Macroeconomic Framework

The real Gross Domestic Product (GDP) growth rate stood at -3.6% in 2020, according to government estimates. The performance contrasts with the 0.6% contraction of the previous year, reflecting low oil production.

In 2020, according to OPEC secondary sources, the country’s oil production reached an average of 1.262 million barrels/day, which corresponds to a reduction of 139 thousand barrels/day compared to 2019. National production accounted for around 5% of the total produced by OPEC, as the second largest producer in Africa.

Expectations regarding the economy’s performance in the short term, collected from national entrepreneurs, recorded a downward trajectory in 2020. The decrease recorded in 2020 reflects the impact of the Covid-19 pandemic – restrictions on imports and moderation of demand – coupled with the ongoing exchange rate depreciation and its impacts on inflation. However, of the seven sectors analysed by the Economic Climate Indicator (ECI), the Communication Confidence Indicator remained positive by 7 points in the third quarter of 2020. The worst record concerns the Construction Confidence Indicator with -47 points – a sector with a significant component of imports and dependence on public investments, which were channelled to pandemic control.


The annual National inflation rate for 2020 closed at 25.10%, the highest level since December 2017, when it stood at 23.67%.

The annual variation of the Consumer Price Index stood above the target of 25.0% presented in the State Budget (SB) for 2020, pressured by the constraints on production and imports intensified by Covid-19, taking into account the process of exchange rate depreciation underway in the economy.


The assets of the banking sector stood at AOA 21,734.37 billion, in 2020, an increase of 18.25% when compared with the previous year. The item Financing to the economy accounted for 26.3% of assets, while government securities represented 33.3%, a reduction of 5.6 and an increase of 5.7 p.p., respectively. On the other hand, liabilities were concentrated in deposits by 66.4%, with 74.4% of total deposits representing private sector deposits.

Regarding the soundness of the banking sector, it is noted that the solvency ratio recorded an annual increase of 0.71 p.p., to 28.17%, in July 2020. Return on Net Assets (RONA) reached 5.0%, an increase of 4.32 p.p. since July 2019. At the same time, Return on Assets (ROA) stood at 0.50%, corresponding to an increase of 0.41 p.p. when compared to July 2019.


The target of controlling inflation, in the face of the continuous process of currency devaluation, has contributed to the adoption of a restrictive monetary policy. Meanwhile, in 2020, in view of the need to address the impacts of the Covid-19 pandemic on the economy, the BNA also introduced stimuli to the economy.

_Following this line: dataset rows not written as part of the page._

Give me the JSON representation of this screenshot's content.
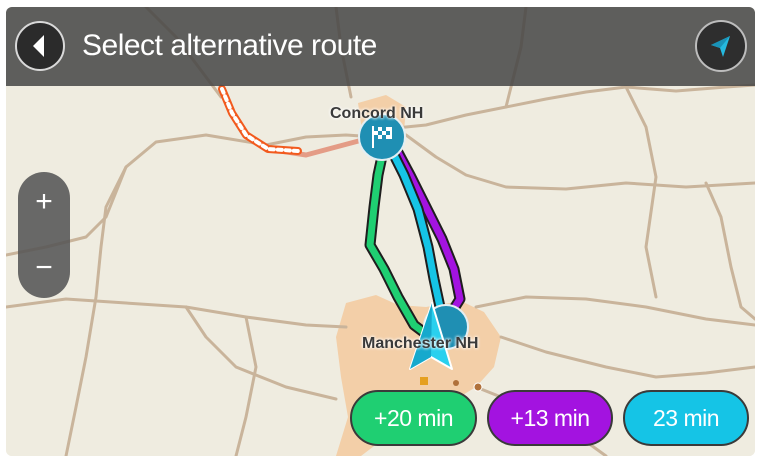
{
  "header": {
    "title": "Select alternative route",
    "back_icon": "chevron-left-icon",
    "nav_icon": "navigation-arrow-icon"
  },
  "zoom": {
    "in_label": "+",
    "out_label": "−"
  },
  "map": {
    "places": [
      "Concord NH",
      "Manchester NH"
    ],
    "destination_icon": "checkered-flag-icon",
    "current_position_icon": "position-arrow-icon"
  },
  "routes": [
    {
      "label": "+20 min",
      "color": "#1fcf72"
    },
    {
      "label": "+13 min",
      "color": "#a313e0"
    },
    {
      "label": "23 min",
      "color": "#15c4e6"
    }
  ],
  "colors": {
    "map_bg": "#efece0",
    "road": "#c9b49b",
    "urban": "#f3cfa8",
    "route_green": "#1fcf72",
    "route_purple": "#a313e0",
    "route_blue": "#15c4e6",
    "marker": "#1f8fb3"
  }
}
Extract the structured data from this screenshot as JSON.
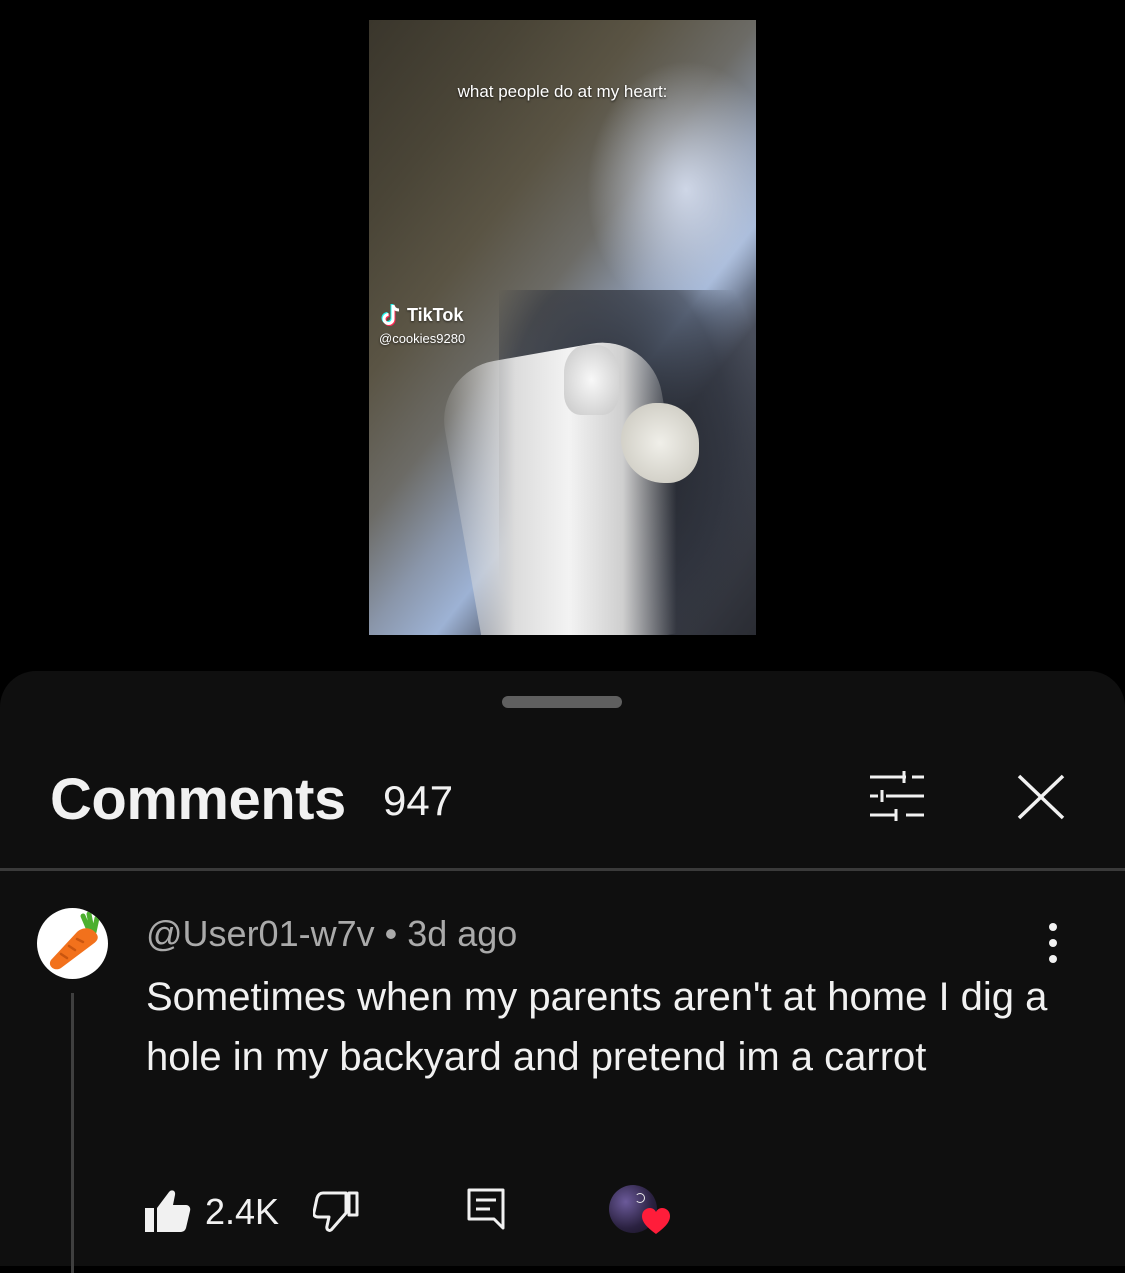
{
  "video": {
    "caption": "what people do at my heart:",
    "watermark_brand": "TikTok",
    "watermark_handle": "@cookies9280"
  },
  "comments": {
    "title": "Comments",
    "count": "947",
    "filter_icon": "filter-sliders-icon",
    "close_icon": "close-icon"
  },
  "comment": {
    "author": "@User01-w7v",
    "separator": "•",
    "time": "3d ago",
    "text": "Sometimes when my parents aren't at home I dig a hole in my backyard and pretend im a carrot",
    "avatar_icon": "carrot-icon",
    "likes": "2.4K",
    "creator_heart": true
  },
  "colors": {
    "sheet_bg": "#0f0f0f",
    "text": "#f1f1f1",
    "secondary": "#aaaaaa",
    "heart": "#ff1d3a"
  }
}
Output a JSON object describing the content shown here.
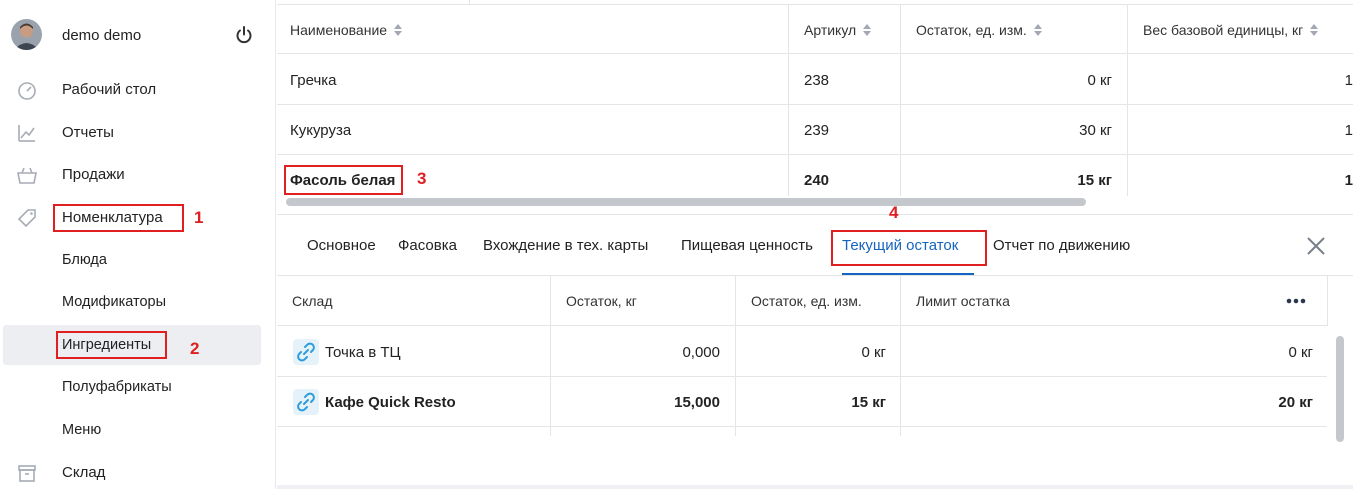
{
  "user": {
    "name": "demo demo"
  },
  "nav": {
    "items": [
      {
        "label": "Рабочий стол",
        "icon": "dashboard-icon"
      },
      {
        "label": "Отчеты",
        "icon": "chart-icon"
      },
      {
        "label": "Продажи",
        "icon": "basket-icon"
      },
      {
        "label": "Номенклатура",
        "icon": "tag-icon"
      }
    ],
    "subitems": [
      {
        "label": "Блюда"
      },
      {
        "label": "Модификаторы"
      },
      {
        "label": "Ингредиенты"
      },
      {
        "label": "Полуфабрикаты"
      },
      {
        "label": "Меню"
      }
    ],
    "bottom_item": {
      "label": "Склад",
      "icon": "warehouse-icon"
    },
    "active_subitem": "Ингредиенты"
  },
  "markers": {
    "m1": "1",
    "m2": "2",
    "m3": "3",
    "m4": "4"
  },
  "products": {
    "columns": [
      "Наименование",
      "Артикул",
      "Остаток, ед. изм.",
      "Вес базовой единицы, кг"
    ],
    "rows": [
      {
        "name": "Гречка",
        "article": "238",
        "stock": "0 кг",
        "weight": "1"
      },
      {
        "name": "Кукуруза",
        "article": "239",
        "stock": "30 кг",
        "weight": "1"
      },
      {
        "name": "Фасоль белая",
        "article": "240",
        "stock": "15 кг",
        "weight": "1"
      }
    ]
  },
  "tabs": {
    "items": [
      "Основное",
      "Фасовка",
      "Вхождение в тех. карты",
      "Пищевая ценность",
      "Текущий остаток",
      "Отчет по движению"
    ],
    "active": "Текущий остаток"
  },
  "stock_table": {
    "columns": [
      "Склад",
      "Остаток, кг",
      "Остаток, ед. изм.",
      "Лимит остатка"
    ],
    "rows": [
      {
        "warehouse": "Точка в ТЦ",
        "kg": "0,000",
        "units": "0 кг",
        "limit": "0 кг"
      },
      {
        "warehouse": "Кафе Quick Resto",
        "kg": "15,000",
        "units": "15 кг",
        "limit": "20 кг"
      }
    ]
  },
  "colors": {
    "accent": "#1565c0",
    "annotation": "#e02020",
    "link_icon": "#2d9cdb"
  }
}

In 2020, the BNA’s Monetary Policy Committee (MPC) kept the benchmark interest rate at 15.5%, the coefficient of mandatory reserves in national currency at 22% and made notes and coins ineligible. Additionally, BNA decided to reduce the 7-day liquidity absorption interest rate by 3 p.p., to 7.0%, and increased the coefficient of mandatory reserves in foreign currency by 2.0 p.p., to 17% — the constitution of the differential should be carried out using the national currency.


The stimulation of the foreign exchange market characterised 2020 with the entry of new suppliers of foreign currency, as in the case of oil companies, diamond companies and the National Treasury, the possibility of direct negotiations through the Bloomberg platform and the adoption of currency forwards, which minimises the impact of exchange rate depreciation through the possibility of defining the exchange rate and the future maturity date within a maximum of one year, according to data disclosed in Notice no. 22/2020, of 23 November.

The maintenance of the foreign exchange market liberalisation process and the improvement in access to foreign currency have contributed to reducing the differential between the official and parallel markets. It should be noted that the exchange rate differential against the Dollar went from 150% in 2017 (when the new foreign exchange regime was implemented) to around 16% in December 2020.


In 2020, Treasury estimated the issue of Treasury Bonds in the amount of AOA 1398.33 billion and Treasury Bills in the amount of AOA 1041.02 billion, with demand set at approximately 57.08% and 121.39%, which may reflect the preference for short-term assets, as a result of uncertainty about the long-term performance of the economy. The 2020 Annual Borrowing Plan showed an annual increase of 57.8% in the amount of Treasury Bonds and 23.44% in total Treasury Bill issues.

Treasury Bond transactions, on the secondary market, stood at AOA 1187.03 billion in 2020, an increase of 35.80% compared to the same period in 2019.